Years ago when we lived in this house, my daughter went through a period where she could invest any inanimate object with life. We didn’t have a lot of toys but she was three and didn’t seem to care. She had a handful of change, mostly dimes and nickels, that she thought of as her baby. She took her “baby” to the video store, which was a pile of stones in front of a wooden post in a little hut we had in front of our house. We could create together endlessly in this hut — the rocks and posts were never castles (she wasn’t that kind of girl) but more ordinary buildings like banks and grocery stores. The edge of the hut was the garbage dump. She loved the dump because it was controlled by a pack of cute, feral cats and because on our weekly excursions to the dump we always got ice cream. She would lean over the edge of a little pier across from the dump and let the ice cream drip into the ocean. Purple and yellow fish would dart from the rocks and eat the ice cream drips. Back at home she would re-create the dump trip in our hut and hold her little coin baby up to see the fish .
One day while we played in the hut, she dropped her baby.
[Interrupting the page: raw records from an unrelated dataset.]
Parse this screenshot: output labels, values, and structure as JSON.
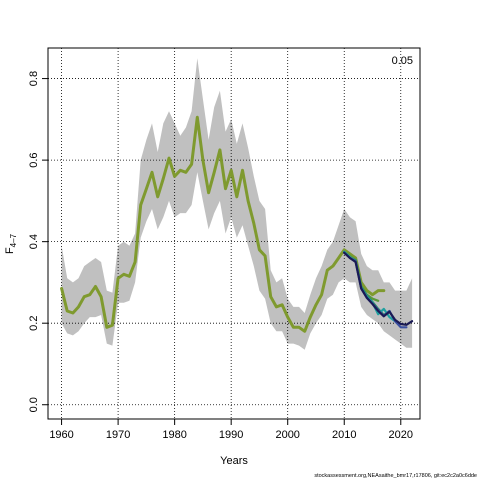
{
  "chart_data": {
    "type": "line",
    "xlabel": "Years",
    "ylabel": {
      "main": "F",
      "sub": "4–7"
    },
    "xlim": [
      1957.6,
      2023.4
    ],
    "ylim": [
      -0.035,
      0.875
    ],
    "xticks": [
      1960,
      1970,
      1980,
      1990,
      2000,
      2010,
      2020
    ],
    "yticks": [
      0.0,
      0.2,
      0.4,
      0.6,
      0.8
    ],
    "ytick_labels": [
      "0.0",
      "0.2",
      "0.4",
      "0.6",
      "0.8"
    ],
    "grid": true,
    "corner_label": "0.05",
    "footer": "stockassessment.org,NEAsaithe_bmr17,r17806, git:ec2c2a0c6dde",
    "band": {
      "x": [
        1960,
        1961,
        1962,
        1963,
        1964,
        1965,
        1966,
        1967,
        1968,
        1969,
        1970,
        1971,
        1972,
        1973,
        1974,
        1975,
        1976,
        1977,
        1978,
        1979,
        1980,
        1981,
        1982,
        1983,
        1984,
        1985,
        1986,
        1987,
        1988,
        1989,
        1990,
        1991,
        1992,
        1993,
        1994,
        1995,
        1996,
        1997,
        1998,
        1999,
        2000,
        2001,
        2002,
        2003,
        2004,
        2005,
        2006,
        2007,
        2008,
        2009,
        2010,
        2011,
        2012,
        2013,
        2014,
        2015,
        2016,
        2017,
        2018,
        2019,
        2020,
        2021,
        2022
      ],
      "lower": [
        0.2,
        0.175,
        0.17,
        0.18,
        0.2,
        0.215,
        0.215,
        0.22,
        0.15,
        0.145,
        0.25,
        0.25,
        0.255,
        0.3,
        0.41,
        0.45,
        0.48,
        0.43,
        0.46,
        0.5,
        0.46,
        0.47,
        0.47,
        0.49,
        0.57,
        0.5,
        0.43,
        0.47,
        0.5,
        0.42,
        0.46,
        0.41,
        0.44,
        0.39,
        0.34,
        0.28,
        0.26,
        0.2,
        0.18,
        0.18,
        0.15,
        0.15,
        0.145,
        0.135,
        0.175,
        0.2,
        0.22,
        0.26,
        0.27,
        0.3,
        0.31,
        0.3,
        0.3,
        0.24,
        0.22,
        0.21,
        0.2,
        0.18,
        0.17,
        0.16,
        0.15,
        0.14,
        0.14
      ],
      "upper": [
        0.39,
        0.31,
        0.3,
        0.31,
        0.34,
        0.35,
        0.36,
        0.35,
        0.28,
        0.275,
        0.39,
        0.4,
        0.39,
        0.42,
        0.6,
        0.65,
        0.69,
        0.62,
        0.69,
        0.72,
        0.69,
        0.66,
        0.68,
        0.72,
        0.85,
        0.75,
        0.65,
        0.73,
        0.77,
        0.67,
        0.7,
        0.64,
        0.69,
        0.63,
        0.56,
        0.5,
        0.48,
        0.33,
        0.3,
        0.31,
        0.26,
        0.24,
        0.24,
        0.225,
        0.27,
        0.31,
        0.34,
        0.38,
        0.4,
        0.44,
        0.48,
        0.46,
        0.45,
        0.37,
        0.34,
        0.33,
        0.33,
        0.3,
        0.3,
        0.28,
        0.28,
        0.28,
        0.31
      ]
    },
    "series": [
      {
        "color": "#7f9a2f",
        "x": [
          1960,
          1961,
          1962,
          1963,
          1964,
          1965,
          1966,
          1967,
          1968,
          1969,
          1970,
          1971,
          1972,
          1973,
          1974,
          1975,
          1976,
          1977,
          1978,
          1979,
          1980,
          1981,
          1982,
          1983,
          1984,
          1985,
          1986,
          1987,
          1988,
          1989,
          1990,
          1991,
          1992,
          1993,
          1994,
          1995,
          1996,
          1997,
          1998,
          1999,
          2000,
          2001,
          2002,
          2003,
          2004,
          2005,
          2006,
          2007,
          2008,
          2009,
          2010,
          2011,
          2012,
          2013,
          2014,
          2015,
          2016,
          2017
        ],
        "y": [
          0.285,
          0.23,
          0.225,
          0.24,
          0.265,
          0.27,
          0.29,
          0.265,
          0.19,
          0.195,
          0.31,
          0.32,
          0.315,
          0.35,
          0.49,
          0.53,
          0.57,
          0.51,
          0.555,
          0.605,
          0.56,
          0.575,
          0.57,
          0.59,
          0.705,
          0.6,
          0.52,
          0.57,
          0.625,
          0.53,
          0.575,
          0.51,
          0.575,
          0.5,
          0.445,
          0.38,
          0.365,
          0.265,
          0.24,
          0.245,
          0.215,
          0.19,
          0.19,
          0.18,
          0.215,
          0.245,
          0.27,
          0.33,
          0.34,
          0.36,
          0.38,
          0.37,
          0.36,
          0.3,
          0.28,
          0.27,
          0.28,
          0.28
        ]
      },
      {
        "color": "#5a9a3c",
        "x": [
          2010,
          2011,
          2012,
          2013,
          2014,
          2015,
          2016
        ],
        "y": [
          0.375,
          0.365,
          0.355,
          0.29,
          0.27,
          0.26,
          0.255
        ]
      },
      {
        "color": "#2a8a6a",
        "x": [
          2010,
          2011,
          2012,
          2013,
          2014,
          2015,
          2016,
          2017,
          2018
        ],
        "y": [
          0.375,
          0.36,
          0.355,
          0.29,
          0.268,
          0.252,
          0.235,
          0.22,
          0.23
        ]
      },
      {
        "color": "#20a0a0",
        "x": [
          2010,
          2011,
          2012,
          2013,
          2014,
          2015,
          2016,
          2017,
          2018,
          2019
        ],
        "y": [
          0.375,
          0.362,
          0.352,
          0.287,
          0.265,
          0.25,
          0.222,
          0.235,
          0.215,
          0.205
        ]
      },
      {
        "color": "#3a4fa0",
        "x": [
          2010,
          2011,
          2012,
          2013,
          2014,
          2015,
          2016,
          2017,
          2018,
          2019,
          2020,
          2021
        ],
        "y": [
          0.373,
          0.36,
          0.352,
          0.286,
          0.262,
          0.248,
          0.232,
          0.218,
          0.23,
          0.205,
          0.19,
          0.19
        ]
      },
      {
        "color": "#1a1a55",
        "x": [
          2010,
          2011,
          2012,
          2013,
          2014,
          2015,
          2016,
          2017,
          2018,
          2019,
          2020,
          2021,
          2022
        ],
        "y": [
          0.373,
          0.36,
          0.35,
          0.285,
          0.262,
          0.247,
          0.23,
          0.217,
          0.228,
          0.208,
          0.198,
          0.196,
          0.205
        ]
      }
    ]
  }
}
The look of horror on her face as her baby dripped, coin by coin, into the mud and spread out beneath us as nothing more than, say, 63 cents, still haunts me years later. There was no consoling her for the loss of this baby. Loose change never again became a baby. She learned something horrifying and essential about life in that moment. Sartre needed over 600 pages in Being and Nothingness to communicate what was in my three-year-old daughter’s look. She now held the absence of a baby in her hands.
Legos come in two distinct philosophical stances. Traditional existentialist Legos present you with a box of colored, stacking bricks and no reason for being. For those who feel that life has a set purpose and innate, god-given reasons for being, there are themed Lego sets. No video game before Minecraft has presented the player with a world as simple, beautiful, and engaging as a box of random Legos or wooden blocks or loose change or sticks or shells… toys whose only purpose is to soak up human consciousness and light into being upon a human whim.
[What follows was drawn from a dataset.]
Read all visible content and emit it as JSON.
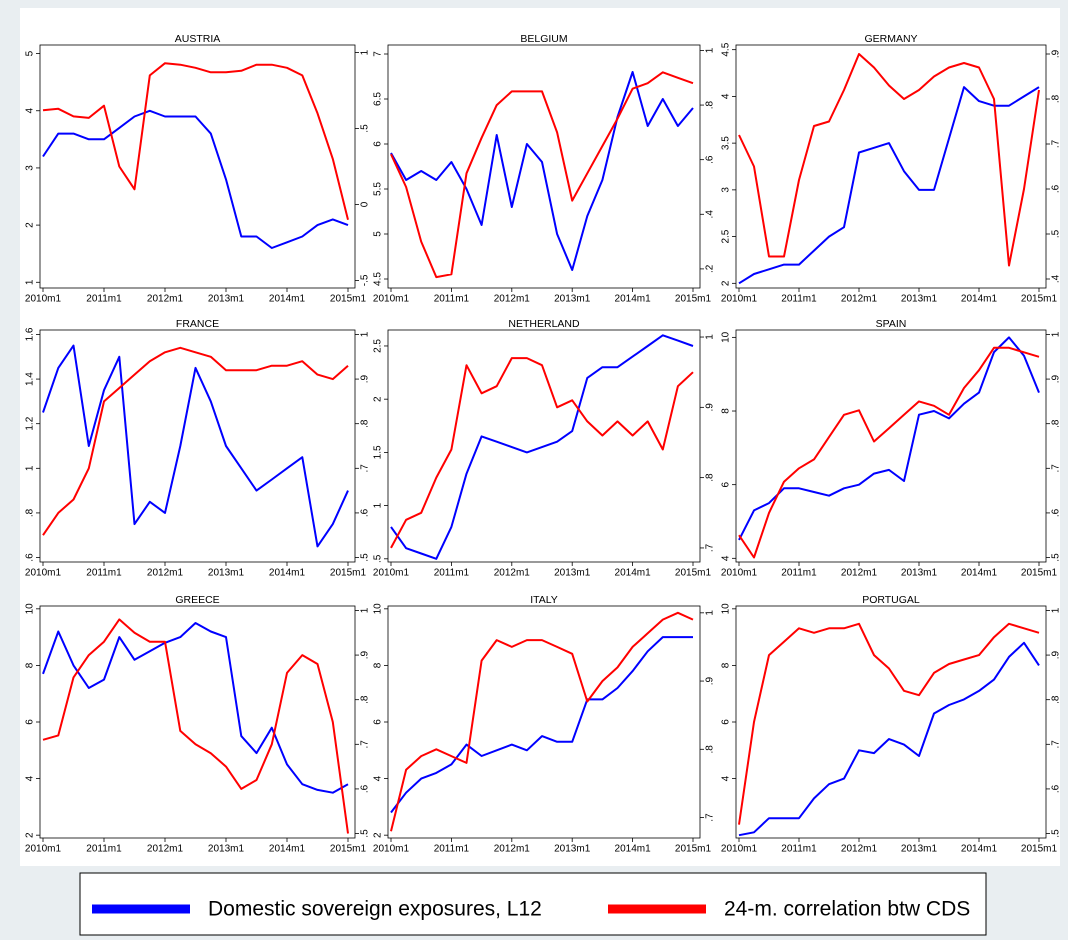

Minecraft‘s creator, a Swede named Markus “Notch” Persson, appears genuinely nonplussed by the success of his game — an unfinished product that looks like something that I played in 1984 and only has two short, soporific synthesizer doodles for a “soundtrack.” He has sold about 1.2 million copies of Minecraft and is so internet-popular that he causes bearded men to to jump up and down and make crazed masturbatory mining motions at the very mention of his name. Meanwhile, Notch is the kind of guy who uses his newfound wealth to take his mother on vacation. The popularity of the game makes perfect sense as I ride my pig in front of my cobblestone memory palace. The sun is setting, so I need to get inside before the creepers come. Fear is essential to action, after all. Life would be dull without creepers.
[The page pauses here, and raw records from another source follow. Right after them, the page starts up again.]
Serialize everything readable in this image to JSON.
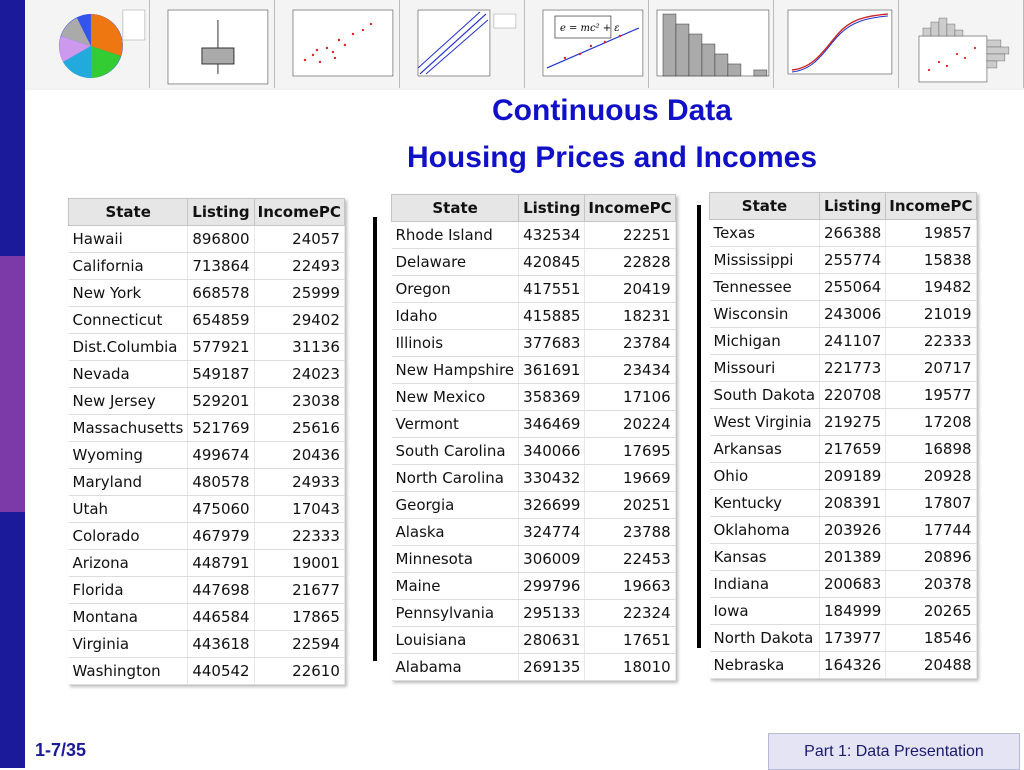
{
  "title_line1": "Continuous Data",
  "title_line2": "Housing Prices and Incomes",
  "columns": [
    "State",
    "Listing",
    "IncomePC"
  ],
  "table1": [
    [
      "Hawaii",
      "896800",
      "24057"
    ],
    [
      "California",
      "713864",
      "22493"
    ],
    [
      "New York",
      "668578",
      "25999"
    ],
    [
      "Connecticut",
      "654859",
      "29402"
    ],
    [
      "Dist.Columbia",
      "577921",
      "31136"
    ],
    [
      "Nevada",
      "549187",
      "24023"
    ],
    [
      "New Jersey",
      "529201",
      "23038"
    ],
    [
      "Massachusetts",
      "521769",
      "25616"
    ],
    [
      "Wyoming",
      "499674",
      "20436"
    ],
    [
      "Maryland",
      "480578",
      "24933"
    ],
    [
      "Utah",
      "475060",
      "17043"
    ],
    [
      "Colorado",
      "467979",
      "22333"
    ],
    [
      "Arizona",
      "448791",
      "19001"
    ],
    [
      "Florida",
      "447698",
      "21677"
    ],
    [
      "Montana",
      "446584",
      "17865"
    ],
    [
      "Virginia",
      "443618",
      "22594"
    ],
    [
      "Washington",
      "440542",
      "22610"
    ]
  ],
  "table2": [
    [
      "Rhode Island",
      "432534",
      "22251"
    ],
    [
      "Delaware",
      "420845",
      "22828"
    ],
    [
      "Oregon",
      "417551",
      "20419"
    ],
    [
      "Idaho",
      "415885",
      "18231"
    ],
    [
      "Illinois",
      "377683",
      "23784"
    ],
    [
      "New Hampshire",
      "361691",
      "23434"
    ],
    [
      "New Mexico",
      "358369",
      "17106"
    ],
    [
      "Vermont",
      "346469",
      "20224"
    ],
    [
      "South Carolina",
      "340066",
      "17695"
    ],
    [
      "North Carolina",
      "330432",
      "19669"
    ],
    [
      "Georgia",
      "326699",
      "20251"
    ],
    [
      "Alaska",
      "324774",
      "23788"
    ],
    [
      "Minnesota",
      "306009",
      "22453"
    ],
    [
      "Maine",
      "299796",
      "19663"
    ],
    [
      "Pennsylvania",
      "295133",
      "22324"
    ],
    [
      "Louisiana",
      "280631",
      "17651"
    ],
    [
      "Alabama",
      "269135",
      "18010"
    ]
  ],
  "table3": [
    [
      "Texas",
      "266388",
      "19857"
    ],
    [
      "Mississippi",
      "255774",
      "15838"
    ],
    [
      "Tennessee",
      "255064",
      "19482"
    ],
    [
      "Wisconsin",
      "243006",
      "21019"
    ],
    [
      "Michigan",
      "241107",
      "22333"
    ],
    [
      "Missouri",
      "221773",
      "20717"
    ],
    [
      "South Dakota",
      "220708",
      "19577"
    ],
    [
      "West Virginia",
      "219275",
      "17208"
    ],
    [
      "Arkansas",
      "217659",
      "16898"
    ],
    [
      "Ohio",
      "209189",
      "20928"
    ],
    [
      "Kentucky",
      "208391",
      "17807"
    ],
    [
      "Oklahoma",
      "203926",
      "17744"
    ],
    [
      "Kansas",
      "201389",
      "20896"
    ],
    [
      "Indiana",
      "200683",
      "20378"
    ],
    [
      "Iowa",
      "184999",
      "20265"
    ],
    [
      "North Dakota",
      "173977",
      "18546"
    ],
    [
      "Nebraska",
      "164326",
      "20488"
    ]
  ],
  "footer": {
    "slide_number": "1-7/35",
    "section": "Part 1: Data Presentation"
  },
  "colors": {
    "title": "#1010c8",
    "sidebar_blue": "#1a1a9a",
    "sidebar_purple": "#7b3aa8"
  },
  "thumbnails": [
    "pie-chart",
    "box-plot",
    "scatter-plot",
    "probability-plot",
    "scatter-with-fit-line",
    "histogram",
    "empirical-cdf",
    "marginal-plot"
  ]
}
It’s bed time in the real world as well. So I rouse myself from Minecraft and approach my daughter’s closed door — it doesn’t yet actually say “keep out” but the various pop idols taped there seem to strongly suggest that I am not as welcome as I once was. I knock twice and open the door.
She isn’t there.
Of course, she’s at her friend’s house tonight. I had forgotten. The lack of a little girl to tuck in and kiss goodnight fills her room. Taylor Swift, still unravish’d bride of quietness, looks down upon the my daughter’s empty bed from her perch on the wall. Sweet, unheard melodies fill the empty air.